Sous le soleil, rien de romantique.
Cormac McCarthy nous plonge littéralement dans l'Enfer de l'ouest américain, dont le Diable est un homme luisant et inquiétant, et dont le représentant des damnés est un "gamin".
Nous suivons ses tribulations, depuis le moment où la violence de son foyer l'a recraché dans le désert, jusqu'à sa pathétique mort, derrière les portes closes des toilettes de Griffith, Texas. Autour de lui, ce n'est qu'une parodie d'épopée homérique, où les seigneurs ne sont rien d'autres que des brutes trainant derrière eux une armée de cadavres et de fantômes.
Le roman a quelque chose de picaresque, avec l'annonce pour chaque chapitre des "aventures" que vont vivre les personnages, mais le genre est ici détourné : ce n'est pas le destin malicieux qui les transporte de péripétie en péripétie, mais bien un profond nihilisme, une danse macabre orchestrée par le Juge.

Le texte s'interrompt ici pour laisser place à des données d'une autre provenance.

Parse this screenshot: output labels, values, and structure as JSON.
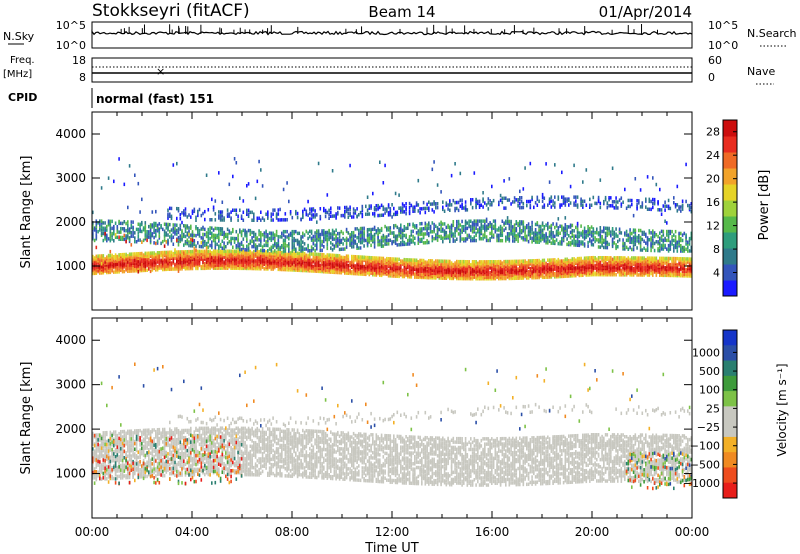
{
  "header": {
    "station": "Stokkseyri (fitACF)",
    "beam": "Beam 14",
    "date": "01/Apr/2014"
  },
  "strips": {
    "nsky_label": "N.Sky",
    "nsky_ticks": [
      "10^5",
      "10^0"
    ],
    "nsearch_label": "N.Search",
    "nsearch_ticks": [
      "10^5",
      "10^0"
    ],
    "freq_label": "Freq.",
    "freq_unit": "[MHz]",
    "freq_ticks": [
      "18",
      "8"
    ],
    "nave_label": "Nave",
    "nave_ticks": [
      "60",
      "0"
    ],
    "cpid_label": "CPID",
    "cpid_value": "normal (fast) 151"
  },
  "panels": {
    "ylabel": "Slant Range [km]",
    "power_label": "Power [dB]",
    "velocity_label": "Velocity [m s⁻¹]"
  },
  "xlabel": "Time UT",
  "colors": {
    "power": [
      "#1a1aff",
      "#3355bb",
      "#2f7a8a",
      "#2e9d7c",
      "#56b94a",
      "#9fd23b",
      "#e6d327",
      "#f2a32a",
      "#ef6a25",
      "#e82c1f",
      "#cc0d0d"
    ],
    "velocity": [
      "#e81e1a",
      "#ee4d1e",
      "#f08a22",
      "#f3b027",
      "#c8c8c0",
      "#c8c8c0",
      "#7dc247",
      "#3e9b3b",
      "#2a7f70",
      "#2b4fa7",
      "#1535c9"
    ]
  },
  "chart_data": [
    {
      "type": "heatmap",
      "title": "Power",
      "x_ticks": [
        "00:00",
        "04:00",
        "08:00",
        "12:00",
        "16:00",
        "20:00",
        "00:00"
      ],
      "xlim_hours": [
        0,
        24
      ],
      "ylim": [
        0,
        4500
      ],
      "y_ticks": [
        1000,
        2000,
        3000,
        4000
      ],
      "colorbar_ticks": [
        4,
        8,
        12,
        16,
        20,
        24,
        28
      ],
      "colorbar_range": [
        0,
        30
      ],
      "features": [
        {
          "desc": "main echo band",
          "range_km": [
            900,
            1200
          ],
          "value_dB": 24
        },
        {
          "desc": "upper band",
          "range_km": [
            1500,
            1900
          ],
          "value_dB": 10
        },
        {
          "desc": "high range scatter",
          "range_km": [
            2100,
            3500
          ],
          "value_dB": 6
        }
      ]
    },
    {
      "type": "heatmap",
      "title": "Velocity",
      "x_ticks": [
        "00:00",
        "04:00",
        "08:00",
        "12:00",
        "16:00",
        "20:00",
        "00:00"
      ],
      "xlim_hours": [
        0,
        24
      ],
      "ylim": [
        0,
        4500
      ],
      "y_ticks": [
        1000,
        2000,
        3000,
        4000
      ],
      "colorbar_ticks": [
        "1000",
        "500",
        "100",
        "25",
        "−25",
        "−100",
        "−500",
        "−1000"
      ],
      "features": [
        {
          "desc": "ground scatter",
          "range_km": [
            1000,
            2000
          ],
          "value_ms": 0
        },
        {
          "desc": "early ionospheric echoes",
          "range_km": [
            800,
            1800
          ],
          "value_ms": -300
        },
        {
          "desc": "late ionospheric echoes",
          "range_km": [
            700,
            1500
          ],
          "value_ms": 200
        }
      ]
    }
  ]
}
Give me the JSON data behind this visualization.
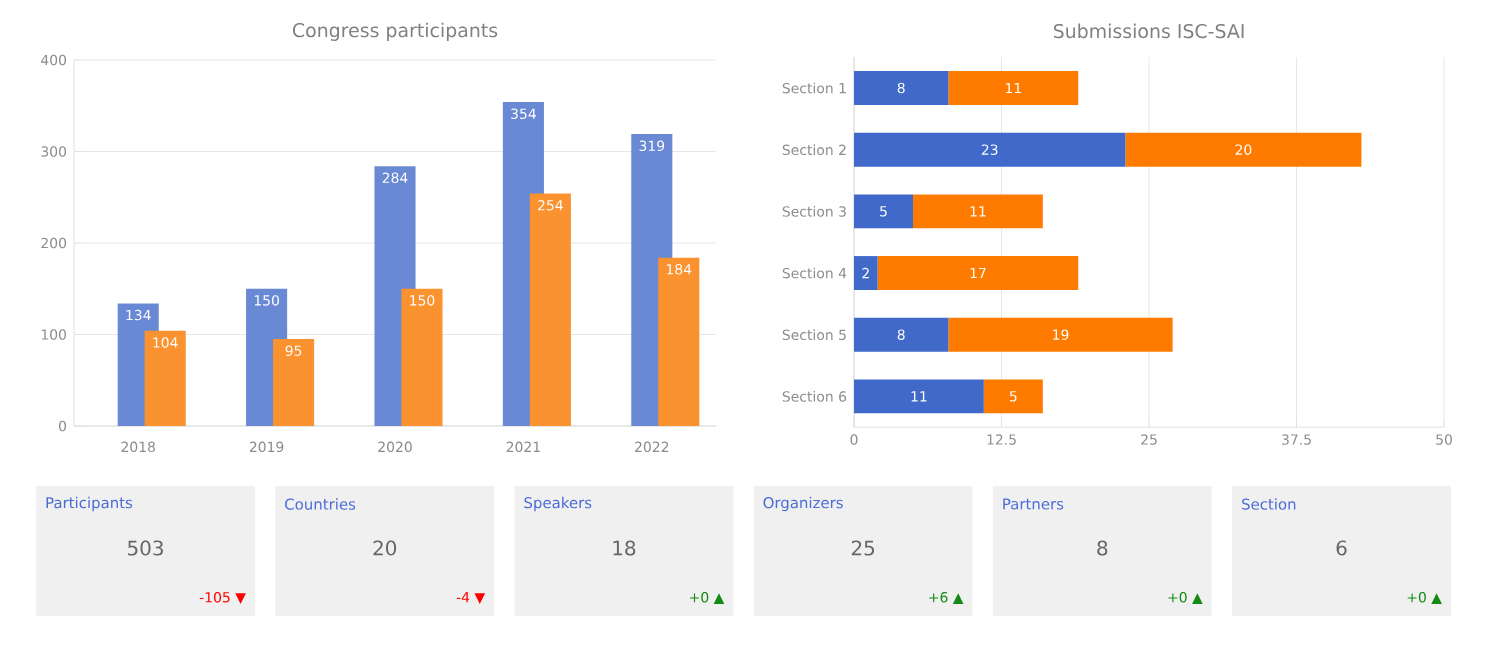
{
  "chart_data": [
    {
      "type": "bar",
      "title": "Congress participants",
      "categories": [
        "2018",
        "2019",
        "2020",
        "2021",
        "2022"
      ],
      "series": [
        {
          "color": "#6a89d5",
          "values": [
            134,
            150,
            284,
            354,
            319
          ]
        },
        {
          "color": "#f9922f",
          "values": [
            104,
            95,
            150,
            254,
            184
          ]
        }
      ],
      "ylim": [
        0,
        400
      ],
      "yticks": [
        0,
        100,
        200,
        300,
        400
      ],
      "grid": "y",
      "data_labels": true
    },
    {
      "type": "bar",
      "title": "Submissions ISC-SAI",
      "orientation": "horizontal",
      "stacked": true,
      "categories": [
        "Section 1",
        "Section 2",
        "Section 3",
        "Section 4",
        "Section 5",
        "Section 6"
      ],
      "series": [
        {
          "color": "#4169c9",
          "values": [
            8,
            23,
            5,
            2,
            8,
            11
          ]
        },
        {
          "color": "#ff7b00",
          "values": [
            11,
            20,
            11,
            17,
            19,
            5
          ]
        }
      ],
      "xlim": [
        0,
        50
      ],
      "xticks": [
        0,
        12.5,
        25,
        37.5,
        50
      ],
      "grid": "x",
      "data_labels": true
    },
    {
      "type": "other",
      "annotations": [
        "Participants",
        "503",
        "-105 ▼",
        "Countries",
        "20",
        "-4 ▼",
        "Speakers",
        "18",
        "+0 ▲",
        "Organizers",
        "25",
        "+6 ▲",
        "Partners",
        "8",
        "+0 ▲",
        "Section",
        "6",
        "+0 ▲"
      ]
    }
  ]
}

La narration est assez originale : on oscille entre la perception du "gamin", ce personnage principal si vide (que ce soit dans sa caractérisation, ou par son absence totale d'émotions), et une vision totalement surplombante dans lequel celui-ci disparaît complètement et semble se dissoudre parmi ses compagnons d'infortune. L'auteur s'amuse d'ailleurs à nous perdre, à oublier de mentionner à qui renvoient les pronoms, à la manière d'un Claude Simon. En effet, à l'instar de la guerre qui est le théâtre de la Route des Flandres, cette étendue non civilisée de l'Ouest américain du 19ème siècle avale tous les individus, les vide de leur sens, de leur personnalité, de leur destin.

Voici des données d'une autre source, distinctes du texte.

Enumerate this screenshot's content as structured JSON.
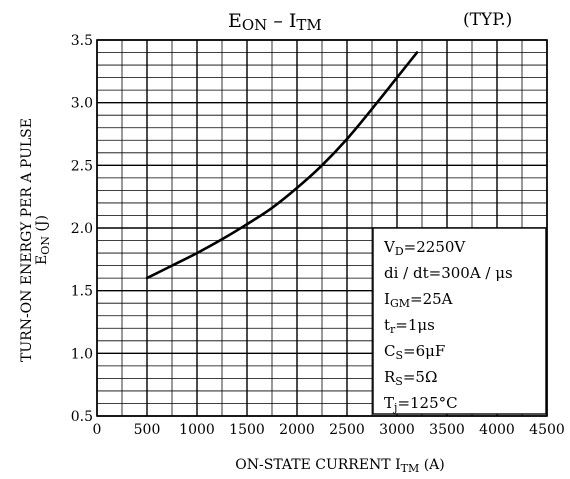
{
  "chart_data": {
    "type": "line",
    "title_main": "E",
    "title_main_sub": "ON",
    "title_dash": "–",
    "title_i": "I",
    "title_i_sub": "TM",
    "title_typ": "(TYP.)",
    "ylabel_line1": "TURN-ON ENERGY PER A PULSE",
    "ylabel_sym": "E",
    "ylabel_sym_sub": "ON",
    "ylabel_unit": "(J)",
    "xlabel_text": "ON-STATE CURRENT",
    "xlabel_sym": "I",
    "xlabel_sym_sub": "TM",
    "xlabel_unit": "(A)",
    "xlim": [
      0,
      4500
    ],
    "ylim": [
      0.5,
      3.5
    ],
    "x_ticks": [
      0,
      500,
      1000,
      1500,
      2000,
      2500,
      3000,
      3500,
      4000,
      4500
    ],
    "x_tick_labels": [
      "0",
      "500",
      "1000",
      "1500",
      "2000",
      "2500",
      "3000",
      "3500",
      "4000",
      "4500"
    ],
    "y_ticks": [
      0.5,
      1.0,
      1.5,
      2.0,
      2.5,
      3.0,
      3.5
    ],
    "y_tick_labels": [
      "0.5",
      "1.0",
      "1.5",
      "2.0",
      "2.5",
      "3.0",
      "3.5"
    ],
    "grid": true,
    "series": [
      {
        "x": [
          500,
          750,
          1000,
          1250,
          1500,
          1750,
          2000,
          2250,
          2500,
          2750,
          3000,
          3200
        ],
        "y": [
          1.6,
          1.7,
          1.8,
          1.91,
          2.03,
          2.16,
          2.32,
          2.5,
          2.71,
          2.95,
          3.2,
          3.4
        ]
      }
    ],
    "conditions": [
      {
        "main": "V",
        "sub": "D",
        "rest": "=2250V"
      },
      {
        "main": "di / dt=300A / μs",
        "sub": "",
        "rest": ""
      },
      {
        "main": "I",
        "sub": "GM",
        "rest": "=25A"
      },
      {
        "main": "t",
        "sub": "r",
        "rest": "=1μs"
      },
      {
        "main": "C",
        "sub": "S",
        "rest": "=6μF"
      },
      {
        "main": "R",
        "sub": "S",
        "rest": "=5Ω"
      },
      {
        "main": "T",
        "sub": "j",
        "rest": "=125°C"
      }
    ]
  }
}
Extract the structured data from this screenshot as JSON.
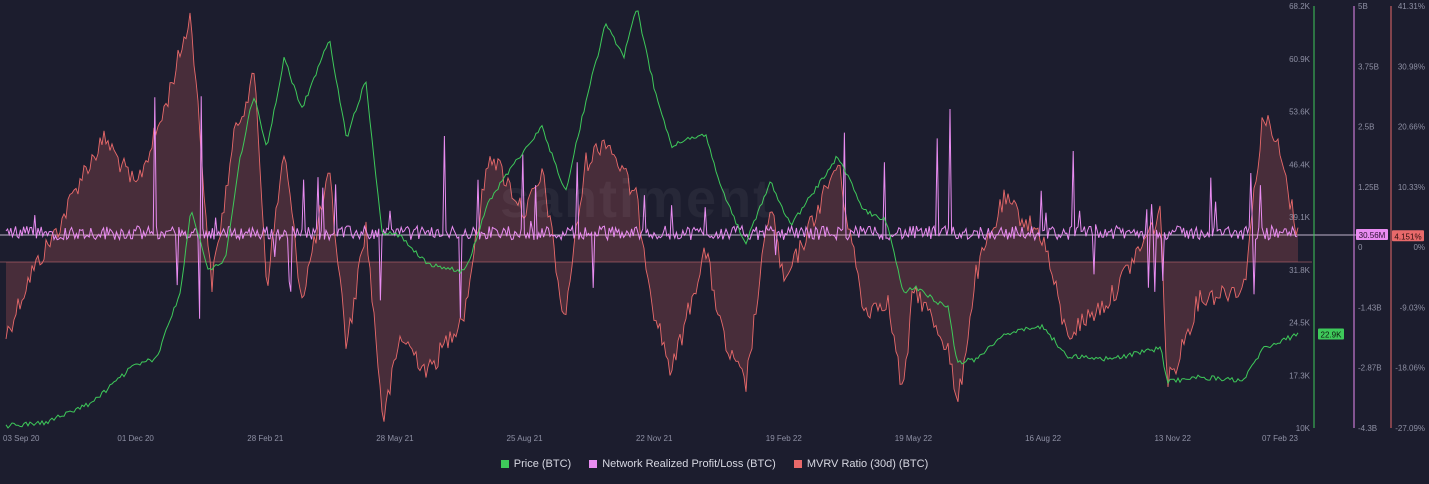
{
  "colors": {
    "background": "#1c1d2e",
    "price": "#3ec95a",
    "nrpl": "#e98cf1",
    "mvrv": "#e8696a",
    "axis_text": "#8e90a4"
  },
  "legend": [
    {
      "label": "Price (BTC)",
      "color": "#3ec95a"
    },
    {
      "label": "Network Realized Profit/Loss (BTC)",
      "color": "#e98cf1"
    },
    {
      "label": "MVRV Ratio (30d) (BTC)",
      "color": "#e8696a"
    }
  ],
  "watermark": "santiment",
  "chart_data": {
    "type": "line",
    "x_ticks": [
      "03 Sep 20",
      "01 Dec 20",
      "28 Feb 21",
      "28 May 21",
      "25 Aug 21",
      "22 Nov 21",
      "19 Feb 22",
      "19 May 22",
      "16 Aug 22",
      "13 Nov 22",
      "07 Feb 23"
    ],
    "axes": {
      "price": {
        "ticks": [
          "68.2K",
          "60.9K",
          "53.6K",
          "46.4K",
          "39.1K",
          "31.8K",
          "24.5K",
          "17.3K",
          "10K"
        ],
        "range": [
          10000,
          68200
        ],
        "current_label": "22.9K",
        "current_value": 22900
      },
      "nrpl": {
        "ticks": [
          "5B",
          "3.75B",
          "2.5B",
          "1.25B",
          "0",
          "-1.43B",
          "-2.87B",
          "-4.3B"
        ],
        "current_label": "30.56M"
      },
      "mvrv": {
        "ticks": [
          "41.31%",
          "30.98%",
          "20.66%",
          "10.33%",
          "0%",
          "-9.03%",
          "-18.06%",
          "-27.09%"
        ],
        "range": [
          -27.09,
          41.31
        ],
        "current_label": "4.151%",
        "current_value": 4.151
      }
    },
    "series": [
      {
        "name": "Price (BTC)",
        "axis": "price",
        "points": [
          [
            "03 Sep 20",
            10300
          ],
          [
            "01 Oct 20",
            10800
          ],
          [
            "01 Nov 20",
            13500
          ],
          [
            "01 Dec 20",
            18800
          ],
          [
            "15 Dec 20",
            19500
          ],
          [
            "01 Jan 21",
            29000
          ],
          [
            "08 Jan 21",
            40500
          ],
          [
            "20 Jan 21",
            31500
          ],
          [
            "01 Feb 21",
            33500
          ],
          [
            "10 Feb 21",
            46500
          ],
          [
            "20 Feb 21",
            56000
          ],
          [
            "01 Mar 21",
            48500
          ],
          [
            "13 Mar 21",
            61000
          ],
          [
            "25 Mar 21",
            54000
          ],
          [
            "13 Apr 21",
            63500
          ],
          [
            "25 Apr 21",
            50000
          ],
          [
            "08 May 21",
            58000
          ],
          [
            "19 May 21",
            37000
          ],
          [
            "01 Jun 21",
            36500
          ],
          [
            "20 Jun 21",
            32500
          ],
          [
            "15 Jul 21",
            31500
          ],
          [
            "01 Aug 21",
            41500
          ],
          [
            "25 Aug 21",
            48500
          ],
          [
            "06 Sep 21",
            51500
          ],
          [
            "22 Sep 21",
            42500
          ],
          [
            "06 Oct 21",
            55000
          ],
          [
            "20 Oct 21",
            66000
          ],
          [
            "01 Nov 21",
            61000
          ],
          [
            "10 Nov 21",
            68000
          ],
          [
            "22 Nov 21",
            57000
          ],
          [
            "04 Dec 21",
            49000
          ],
          [
            "27 Dec 21",
            50500
          ],
          [
            "10 Jan 22",
            41500
          ],
          [
            "24 Jan 22",
            35500
          ],
          [
            "10 Feb 22",
            44000
          ],
          [
            "19 Feb 22",
            40000
          ],
          [
            "24 Feb 22",
            38000
          ],
          [
            "28 Mar 22",
            47500
          ],
          [
            "15 Apr 22",
            40000
          ],
          [
            "01 May 22",
            38500
          ],
          [
            "12 May 22",
            28500
          ],
          [
            "19 May 22",
            29500
          ],
          [
            "12 Jun 22",
            26500
          ],
          [
            "18 Jun 22",
            19000
          ],
          [
            "01 Jul 22",
            19500
          ],
          [
            "20 Jul 22",
            23000
          ],
          [
            "16 Aug 22",
            24000
          ],
          [
            "01 Sep 22",
            20000
          ],
          [
            "01 Oct 22",
            19500
          ],
          [
            "05 Nov 22",
            21000
          ],
          [
            "09 Nov 22",
            16500
          ],
          [
            "13 Nov 22",
            16500
          ],
          [
            "01 Dec 22",
            17000
          ],
          [
            "01 Jan 23",
            16600
          ],
          [
            "14 Jan 23",
            21000
          ],
          [
            "07 Feb 23",
            22900
          ]
        ]
      },
      {
        "name": "Network Realized Profit/Loss (BTC)",
        "axis": "nrpl",
        "baseline_label": "0"
      },
      {
        "name": "MVRV Ratio (30d) (BTC)",
        "axis": "mvrv",
        "points": [
          [
            "03 Sep 20",
            -12
          ],
          [
            "20 Sep 20",
            -2
          ],
          [
            "10 Oct 20",
            6
          ],
          [
            "25 Oct 20",
            14
          ],
          [
            "10 Nov 20",
            20
          ],
          [
            "01 Dec 20",
            12
          ],
          [
            "20 Dec 20",
            24
          ],
          [
            "08 Jan 21",
            40
          ],
          [
            "22 Jan 21",
            -4
          ],
          [
            "08 Feb 21",
            22
          ],
          [
            "21 Feb 21",
            30
          ],
          [
            "01 Mar 21",
            -4
          ],
          [
            "13 Mar 21",
            18
          ],
          [
            "25 Mar 21",
            -6
          ],
          [
            "13 Apr 21",
            14
          ],
          [
            "25 Apr 21",
            -14
          ],
          [
            "08 May 21",
            6
          ],
          [
            "20 May 21",
            -26
          ],
          [
            "01 Jun 21",
            -12
          ],
          [
            "20 Jun 21",
            -18
          ],
          [
            "15 Jul 21",
            -8
          ],
          [
            "01 Aug 21",
            18
          ],
          [
            "25 Aug 21",
            8
          ],
          [
            "07 Sep 21",
            14
          ],
          [
            "21 Sep 21",
            -10
          ],
          [
            "06 Oct 21",
            16
          ],
          [
            "20 Oct 21",
            20
          ],
          [
            "10 Nov 21",
            10
          ],
          [
            "22 Nov 21",
            -8
          ],
          [
            "04 Dec 21",
            -18
          ],
          [
            "27 Dec 21",
            2
          ],
          [
            "10 Jan 22",
            -14
          ],
          [
            "24 Jan 22",
            -20
          ],
          [
            "10 Feb 22",
            10
          ],
          [
            "19 Feb 22",
            -4
          ],
          [
            "28 Mar 22",
            16
          ],
          [
            "15 Apr 22",
            -8
          ],
          [
            "01 May 22",
            -6
          ],
          [
            "12 May 22",
            -22
          ],
          [
            "19 May 22",
            -4
          ],
          [
            "12 Jun 22",
            -14
          ],
          [
            "18 Jun 22",
            -24
          ],
          [
            "01 Jul 22",
            -2
          ],
          [
            "20 Jul 22",
            10
          ],
          [
            "16 Aug 22",
            4
          ],
          [
            "01 Sep 22",
            -12
          ],
          [
            "01 Oct 22",
            -6
          ],
          [
            "05 Nov 22",
            8
          ],
          [
            "09 Nov 22",
            -20
          ],
          [
            "13 Nov 22",
            -18
          ],
          [
            "01 Dec 22",
            -6
          ],
          [
            "01 Jan 23",
            -4
          ],
          [
            "14 Jan 23",
            24
          ],
          [
            "25 Jan 23",
            18
          ],
          [
            "07 Feb 23",
            4.15
          ]
        ]
      }
    ]
  }
}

Tout est rocailleux, épineux, imbibé de sang. Les descriptions de ces étendues, que l'on a vu si souvent fantasmées, qui font la joie des touristes maintenant, sont proprement saisissantes. Les maisons de pisé ne sont que des excroissances fragiles de l'argile, de cette terre qui avale tout. Tous n'est qu'os et épines.
C'est virtuose, certes, et puissant. En revanche, c'est aussi redondant. Le schéma errance - arrivée dans un lieu habité - massacre se répète à l'infini, et devient un petit peu lassant sur le dernier quart du livre.
Cependant, cette lecture ne laisse pas indemne, et dessine à traits épais le cimetière sur lequel se bâtissent les "civilisations".